The primary limiting factor for running the FLUX.1 Dev model (12B parameters) on an NVIDIA RTX 3060 Ti is the VRAM. FLUX.1 Dev, when using FP16 precision, requires approximately 24GB of VRAM to load the model and perform inference. The RTX 3060 Ti is equipped with only 8GB of VRAM. This 16GB deficit means the model cannot be loaded directly onto the GPU for processing. Memory bandwidth, while important, becomes a secondary concern when the model's size exceeds available VRAM, as offloading to system RAM significantly degrades performance. The Ampere architecture and the presence of Tensor Cores would normally be beneficial for accelerating computations; however, the VRAM constraint prevents these features from being effectively utilized.
Without sufficient VRAM, the system would rely on swapping data between the GPU and system RAM, resulting in extremely slow inference speeds. The 450 GB/s memory bandwidth of the RTX 3060 Ti becomes largely irrelevant as the bottleneck shifts to the significantly slower system RAM. Consequently, achieving usable tokens/second or determining an optimal batch size becomes impossible. The limited context length of 77 tokens specified in the model details further exacerbates the issue, suggesting a model architecture that may not be optimized for memory efficiency.
Given the significant VRAM shortfall, directly running FLUX.1 Dev on the RTX 3060 Ti is not feasible without substantial modifications. Consider exploring quantization techniques, such as 4-bit or even 2-bit quantization, to significantly reduce the model's memory footprint. Using `llama.cpp` with appropriate quantization settings might allow you to load a reduced version of the model. Alternatively, explore cloud-based inference services or invest in a GPU with at least 24GB of VRAM. If quantization is insufficient, consider using CPU-based inference as a last resort, understanding that performance will be significantly lower than GPU-accelerated inference.
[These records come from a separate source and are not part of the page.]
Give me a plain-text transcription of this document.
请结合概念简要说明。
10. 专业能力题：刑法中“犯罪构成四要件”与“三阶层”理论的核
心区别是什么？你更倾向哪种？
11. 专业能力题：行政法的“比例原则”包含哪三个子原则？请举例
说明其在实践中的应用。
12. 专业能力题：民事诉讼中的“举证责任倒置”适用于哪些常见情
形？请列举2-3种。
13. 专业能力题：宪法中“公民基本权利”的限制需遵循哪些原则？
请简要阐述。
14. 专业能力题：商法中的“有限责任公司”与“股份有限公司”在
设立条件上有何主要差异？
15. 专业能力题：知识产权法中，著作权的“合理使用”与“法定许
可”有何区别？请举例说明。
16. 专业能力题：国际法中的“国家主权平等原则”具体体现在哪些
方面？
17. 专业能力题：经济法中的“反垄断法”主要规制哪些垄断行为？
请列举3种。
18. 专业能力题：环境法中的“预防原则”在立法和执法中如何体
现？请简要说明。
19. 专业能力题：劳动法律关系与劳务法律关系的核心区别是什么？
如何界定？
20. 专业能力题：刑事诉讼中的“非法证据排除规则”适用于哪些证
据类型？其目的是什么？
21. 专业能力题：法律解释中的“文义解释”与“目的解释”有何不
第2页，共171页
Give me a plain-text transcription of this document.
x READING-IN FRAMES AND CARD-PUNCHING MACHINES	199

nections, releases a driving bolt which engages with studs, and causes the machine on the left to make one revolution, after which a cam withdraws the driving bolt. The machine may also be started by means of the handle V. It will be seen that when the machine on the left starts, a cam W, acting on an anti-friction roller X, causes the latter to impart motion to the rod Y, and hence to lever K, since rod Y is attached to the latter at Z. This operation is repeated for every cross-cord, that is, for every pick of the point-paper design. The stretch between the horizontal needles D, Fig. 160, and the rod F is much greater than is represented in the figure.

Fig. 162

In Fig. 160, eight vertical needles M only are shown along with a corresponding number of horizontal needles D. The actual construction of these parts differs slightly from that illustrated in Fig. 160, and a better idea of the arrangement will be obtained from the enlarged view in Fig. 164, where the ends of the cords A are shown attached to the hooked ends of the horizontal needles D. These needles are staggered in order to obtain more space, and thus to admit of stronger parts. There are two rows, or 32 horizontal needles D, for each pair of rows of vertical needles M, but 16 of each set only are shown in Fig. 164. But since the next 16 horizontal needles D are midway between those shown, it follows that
If experimenting with quantization, start with Q4_K_M or similar methods in `llama.cpp`. Monitor VRAM usage closely and adjust quantization levels as needed. Be aware that extreme quantization can impact model accuracy. If you choose to use CPU inference, ensure you have sufficient system RAM (32GB or more) and a modern CPU with a high core count to mitigate performance limitations.